Эмча смотрела на Павлу, глаза ее были влажны.

— Мы дрожим над каждой искоркой жизни, тлеющей в человеке, — сказала Павла. — Я знаю, тебе тяжко, ты любила его. Но и Йоза поступил так потому, что любил его. И не он убил Боржека, а немцы.

Влажные глаза по-прежнему были устремлены на Павлу:

— Сколько у нас с Боржеком было счастливых минут! Правда, урывками…

— Урывками, да? Знаешь, Эмча, что говорит герой «Белых ночей» Достоевского? «Боже мой! Целое мгновенье счастья! Да разве этого мало, даже на всю жизнь?»

В Павле оживало пережитое в Мадриде, Сьерра Гвадарраме, погибший возлюбленный, оживали редкие минуты счастливых встреч со Станеком.

Слезы текли по лицу Эмчи.

— Прощаешь Йозу?

Яна долго смотрела на Эмчу, улыбаясь, словно хотела перенести эту примирительную улыбку со своих губ на губы Эмчи.

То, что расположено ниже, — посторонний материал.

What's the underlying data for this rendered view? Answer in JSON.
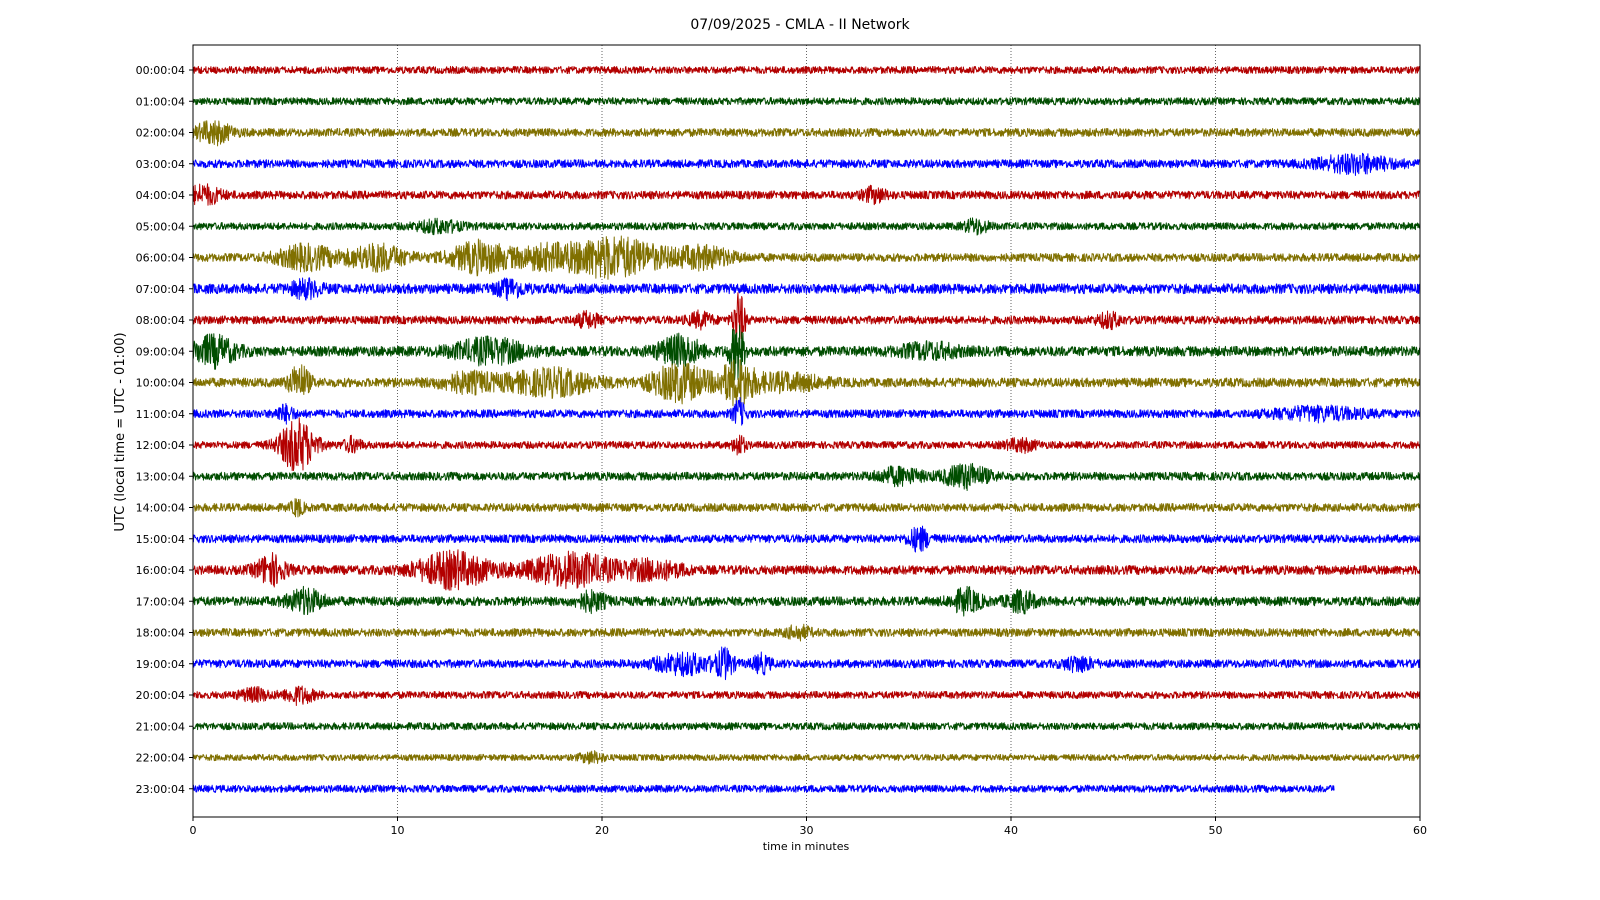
{
  "chart_data": {
    "type": "line",
    "title": "07/09/2025 - CMLA - II Network",
    "xlabel": "time in minutes",
    "ylabel": "UTC (local time = UTC - 01:00)",
    "xlim": [
      0,
      60
    ],
    "xticks": [
      0,
      10,
      20,
      30,
      40,
      50,
      60
    ],
    "grid": "vertical dotted",
    "colors": [
      "#b30000",
      "#004d00",
      "#807000",
      "#0000ff"
    ],
    "rows": [
      {
        "label": "00:00:04",
        "amp": 0.4,
        "events": [],
        "end": 60
      },
      {
        "label": "01:00:04",
        "amp": 0.4,
        "events": [],
        "end": 60
      },
      {
        "label": "02:00:04",
        "amp": 0.45,
        "events": [
          {
            "t": 1.0,
            "a": 1.1,
            "d": 1.2
          }
        ],
        "end": 60
      },
      {
        "label": "03:00:04",
        "amp": 0.45,
        "events": [
          {
            "t": 56.8,
            "a": 0.9,
            "d": 2.5
          }
        ],
        "end": 60
      },
      {
        "label": "04:00:04",
        "amp": 0.45,
        "events": [
          {
            "t": 0.5,
            "a": 0.9,
            "d": 1.2
          },
          {
            "t": 33.3,
            "a": 0.7,
            "d": 0.8
          }
        ],
        "end": 60
      },
      {
        "label": "05:00:04",
        "amp": 0.4,
        "events": [
          {
            "t": 12.0,
            "a": 0.6,
            "d": 1.5
          },
          {
            "t": 38.3,
            "a": 0.7,
            "d": 0.8
          }
        ],
        "end": 60
      },
      {
        "label": "06:00:04",
        "amp": 0.45,
        "events": [
          {
            "t": 5.5,
            "a": 1.2,
            "d": 2.0
          },
          {
            "t": 9.0,
            "a": 1.3,
            "d": 2.0
          },
          {
            "t": 14.0,
            "a": 1.6,
            "d": 2.0
          },
          {
            "t": 17.0,
            "a": 0.9,
            "d": 2.0
          },
          {
            "t": 20.5,
            "a": 2.1,
            "d": 3.5
          },
          {
            "t": 25.0,
            "a": 1.0,
            "d": 2.0
          }
        ],
        "end": 60
      },
      {
        "label": "07:00:04",
        "amp": 0.55,
        "events": [
          {
            "t": 5.5,
            "a": 0.8,
            "d": 1.0
          },
          {
            "t": 15.5,
            "a": 0.8,
            "d": 1.0
          }
        ],
        "end": 60
      },
      {
        "label": "08:00:04",
        "amp": 0.45,
        "events": [
          {
            "t": 19.3,
            "a": 0.7,
            "d": 0.8
          },
          {
            "t": 24.8,
            "a": 0.7,
            "d": 0.8
          },
          {
            "t": 26.7,
            "a": 2.8,
            "d": 0.4
          },
          {
            "t": 44.8,
            "a": 0.7,
            "d": 0.8
          }
        ],
        "end": 60
      },
      {
        "label": "09:00:04",
        "amp": 0.55,
        "events": [
          {
            "t": 1.0,
            "a": 1.5,
            "d": 1.5
          },
          {
            "t": 14.5,
            "a": 1.2,
            "d": 2.5
          },
          {
            "t": 23.8,
            "a": 1.5,
            "d": 1.5
          },
          {
            "t": 26.6,
            "a": 3.0,
            "d": 0.5
          },
          {
            "t": 36.0,
            "a": 0.7,
            "d": 2.0
          }
        ],
        "end": 60
      },
      {
        "label": "10:00:04",
        "amp": 0.5,
        "events": [
          {
            "t": 5.2,
            "a": 1.8,
            "d": 0.7
          },
          {
            "t": 13.5,
            "a": 0.9,
            "d": 2.0
          },
          {
            "t": 17.5,
            "a": 1.3,
            "d": 3.0
          },
          {
            "t": 23.8,
            "a": 1.9,
            "d": 2.0
          },
          {
            "t": 26.6,
            "a": 2.2,
            "d": 1.2
          },
          {
            "t": 29.0,
            "a": 0.8,
            "d": 2.5
          }
        ],
        "end": 60
      },
      {
        "label": "11:00:04",
        "amp": 0.45,
        "events": [
          {
            "t": 4.5,
            "a": 0.8,
            "d": 0.6
          },
          {
            "t": 26.7,
            "a": 1.4,
            "d": 0.4
          },
          {
            "t": 55.0,
            "a": 0.6,
            "d": 3.0
          }
        ],
        "end": 60
      },
      {
        "label": "12:00:04",
        "amp": 0.4,
        "events": [
          {
            "t": 5.1,
            "a": 2.8,
            "d": 1.2
          },
          {
            "t": 7.8,
            "a": 0.7,
            "d": 0.6
          },
          {
            "t": 26.7,
            "a": 1.1,
            "d": 0.4
          },
          {
            "t": 40.5,
            "a": 0.6,
            "d": 1.0
          }
        ],
        "end": 60
      },
      {
        "label": "13:00:04",
        "amp": 0.45,
        "events": [
          {
            "t": 34.5,
            "a": 0.8,
            "d": 1.5
          },
          {
            "t": 37.8,
            "a": 1.2,
            "d": 1.5
          }
        ],
        "end": 60
      },
      {
        "label": "14:00:04",
        "amp": 0.45,
        "events": [
          {
            "t": 5.1,
            "a": 0.8,
            "d": 0.4
          }
        ],
        "end": 60
      },
      {
        "label": "15:00:04",
        "amp": 0.45,
        "events": [
          {
            "t": 35.5,
            "a": 1.2,
            "d": 0.7
          }
        ],
        "end": 60
      },
      {
        "label": "16:00:04",
        "amp": 0.5,
        "events": [
          {
            "t": 3.8,
            "a": 1.5,
            "d": 1.0
          },
          {
            "t": 12.7,
            "a": 1.8,
            "d": 2.5
          },
          {
            "t": 18.5,
            "a": 1.7,
            "d": 3.0
          },
          {
            "t": 22.5,
            "a": 0.9,
            "d": 2.0
          }
        ],
        "end": 60
      },
      {
        "label": "17:00:04",
        "amp": 0.5,
        "events": [
          {
            "t": 5.5,
            "a": 1.2,
            "d": 1.2
          },
          {
            "t": 19.5,
            "a": 0.9,
            "d": 1.0
          },
          {
            "t": 37.8,
            "a": 1.2,
            "d": 1.0
          },
          {
            "t": 40.5,
            "a": 1.0,
            "d": 1.0
          }
        ],
        "end": 60
      },
      {
        "label": "18:00:04",
        "amp": 0.45,
        "events": [
          {
            "t": 29.6,
            "a": 0.6,
            "d": 0.8
          }
        ],
        "end": 60
      },
      {
        "label": "19:00:04",
        "amp": 0.45,
        "events": [
          {
            "t": 24.0,
            "a": 1.0,
            "d": 2.0
          },
          {
            "t": 26.0,
            "a": 1.4,
            "d": 0.6
          },
          {
            "t": 27.8,
            "a": 0.9,
            "d": 0.6
          },
          {
            "t": 43.3,
            "a": 0.7,
            "d": 1.0
          }
        ],
        "end": 60
      },
      {
        "label": "20:00:04",
        "amp": 0.4,
        "events": [
          {
            "t": 3.0,
            "a": 0.6,
            "d": 1.0
          },
          {
            "t": 5.2,
            "a": 0.8,
            "d": 1.0
          }
        ],
        "end": 60
      },
      {
        "label": "21:00:04",
        "amp": 0.4,
        "events": [],
        "end": 60
      },
      {
        "label": "22:00:04",
        "amp": 0.35,
        "events": [
          {
            "t": 19.5,
            "a": 0.5,
            "d": 0.8
          }
        ],
        "end": 60
      },
      {
        "label": "23:00:04",
        "amp": 0.4,
        "events": [],
        "end": 55.8
      }
    ]
  }
}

Только спустя минуту Яна услышала:

— Я уже простила его.

Весть о том, что брожение среди телефонистов начинает волновать уже не только Станека, но и самого начальника связи Давида, вползла в их комнату, словно что-то одушевленное.

— Я никогда не был против нашего Старика, — сказал Шульц. — Суровый, безжалостный… Да вы забыли, как он заботится о нас? Притащимся на новое место — он сразу же беспокоится, чтобы нам не выделили какие-нибудь лачуги, где продувает и подтекает.

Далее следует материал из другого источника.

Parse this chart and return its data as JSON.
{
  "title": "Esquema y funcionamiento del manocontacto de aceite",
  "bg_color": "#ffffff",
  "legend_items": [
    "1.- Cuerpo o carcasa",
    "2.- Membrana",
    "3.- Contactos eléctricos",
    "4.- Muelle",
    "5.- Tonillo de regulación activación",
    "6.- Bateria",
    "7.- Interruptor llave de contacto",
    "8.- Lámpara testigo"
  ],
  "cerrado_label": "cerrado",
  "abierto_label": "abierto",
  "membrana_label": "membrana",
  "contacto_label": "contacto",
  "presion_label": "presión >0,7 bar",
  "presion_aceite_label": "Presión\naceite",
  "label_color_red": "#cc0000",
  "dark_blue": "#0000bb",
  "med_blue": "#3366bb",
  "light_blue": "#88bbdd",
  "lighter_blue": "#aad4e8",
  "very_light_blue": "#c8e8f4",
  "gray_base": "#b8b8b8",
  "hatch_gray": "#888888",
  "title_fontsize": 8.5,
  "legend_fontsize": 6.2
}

Махат блуждал по комнате мутными глазами. Он не знал, что теперь хуже: то, что говорят ребята, или то, что Цельнер и Блага молчат.

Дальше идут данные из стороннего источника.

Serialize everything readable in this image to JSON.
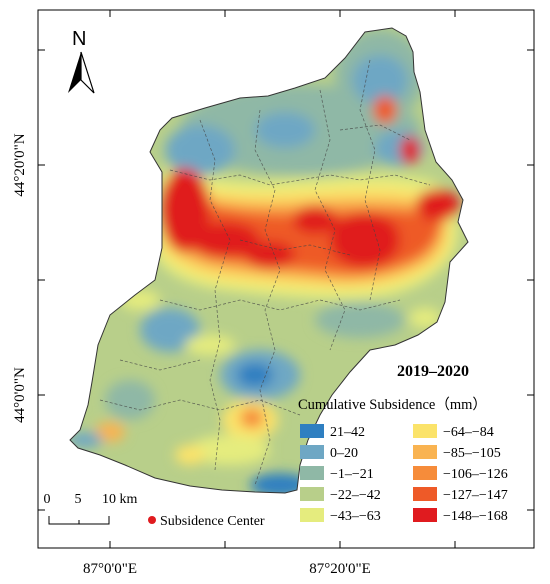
{
  "period_label": "2019–2020",
  "north_arrow": {
    "letter": "N",
    "icon": "north-arrow-icon"
  },
  "axes": {
    "left_ticks": [
      "44°20'0\"N",
      "44°0'0\"N"
    ],
    "bottom_ticks": [
      "87°0'0\"E",
      "87°20'0\"E"
    ]
  },
  "scale_bar": {
    "labels": [
      "0",
      "5",
      "10 km"
    ]
  },
  "legend": {
    "title": "Cumulative Subsidence（mm）",
    "items": [
      {
        "label": "21–42",
        "color": "#2f7fc1"
      },
      {
        "label": "0–20",
        "color": "#6ea7c4"
      },
      {
        "label": "−1–−21",
        "color": "#8fb8a6"
      },
      {
        "label": "−22–−42",
        "color": "#b8cf8a"
      },
      {
        "label": "−43–−63",
        "color": "#e5ec7e"
      },
      {
        "label": "−64–−84",
        "color": "#fbe36a"
      },
      {
        "label": "−85–−105",
        "color": "#f9b351"
      },
      {
        "label": "−106–−126",
        "color": "#f68c3a"
      },
      {
        "label": "−127–−147",
        "color": "#ee5a28"
      },
      {
        "label": "−148–−168",
        "color": "#e01b1f"
      }
    ],
    "subsidence_center": {
      "label": "Subsidence Center",
      "color": "#e01b1f"
    }
  }
}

— Опять какая-нибудь паршивая линия порвется, — раздраженно начал он, — надпоручик прикажет, и ты пойдешь в этот ад. Но, учти, не каждого ранит только в руку.

— И здесь так же было, — не слушая Махата, вспоминал Зап. — Уже темнело, штабисты давно в тепле, а он по грязи и слякоти обошел с квартирьером все хаты, пока нас как следует не разместил.

Махат не унимался:

— Сперва Боржек, потом я, теперь пусть готовится кто-то из вас.

— А еще он помогал нам подпереть потолок балкой, — продолжал свое Шульц.

— Это не всякий офицер стал бы, — добавил Ержабек.

Млынаржик, нахмурившись, посмотрел на Махата:

— И не всякий солдат оценит.

— У меня уже все позади, — сказал Махат подавленно. — Но вас это ждет. Вы несчастные. Скольких из вас он и Калаш не приведут с задания назад! — Махат повысил голос. — Командир, не имеющий ни на йоту сочувствия к солдату, устраивает для своих подчиненных настоящий ад. И в этом аду вы сгорите один за другим…

Млынаржик бросил на чашу весов в пользу Станека новые ботинки, которые тот ему раздобыл:

— А ботинки?! Они здесь ценятся не меньше, чем оружие.

Шульц полушутливо поддержал:

— В этих ботинках он теперь дотопает до своей Спаленой улицы.

Воцарилась тишина.

— Так, так, — посмеивался Махат, немного успокоившись. — Ботинки — а дальше и крыть нечем.

— Смейся, смейся! — В ногах у Махата стоял Калаш. — Но стоило над этим делом слегка приподнять краешек…

«Краешек? Какой краешек?» — Махат задумался.

— Довольно ты наживался на живых и мертвых. Сегодня этому конец. — Калаш подробно рассказал всем, как все случилось с Боржеком. — Для меня было бы лучше не стрелять. Но вам следовало бы спросить тех умирающих, что для них лучше: когда к ним приближается фашист-фанатик с тесаком в руке или… Только мой выстрел был уже не нужен.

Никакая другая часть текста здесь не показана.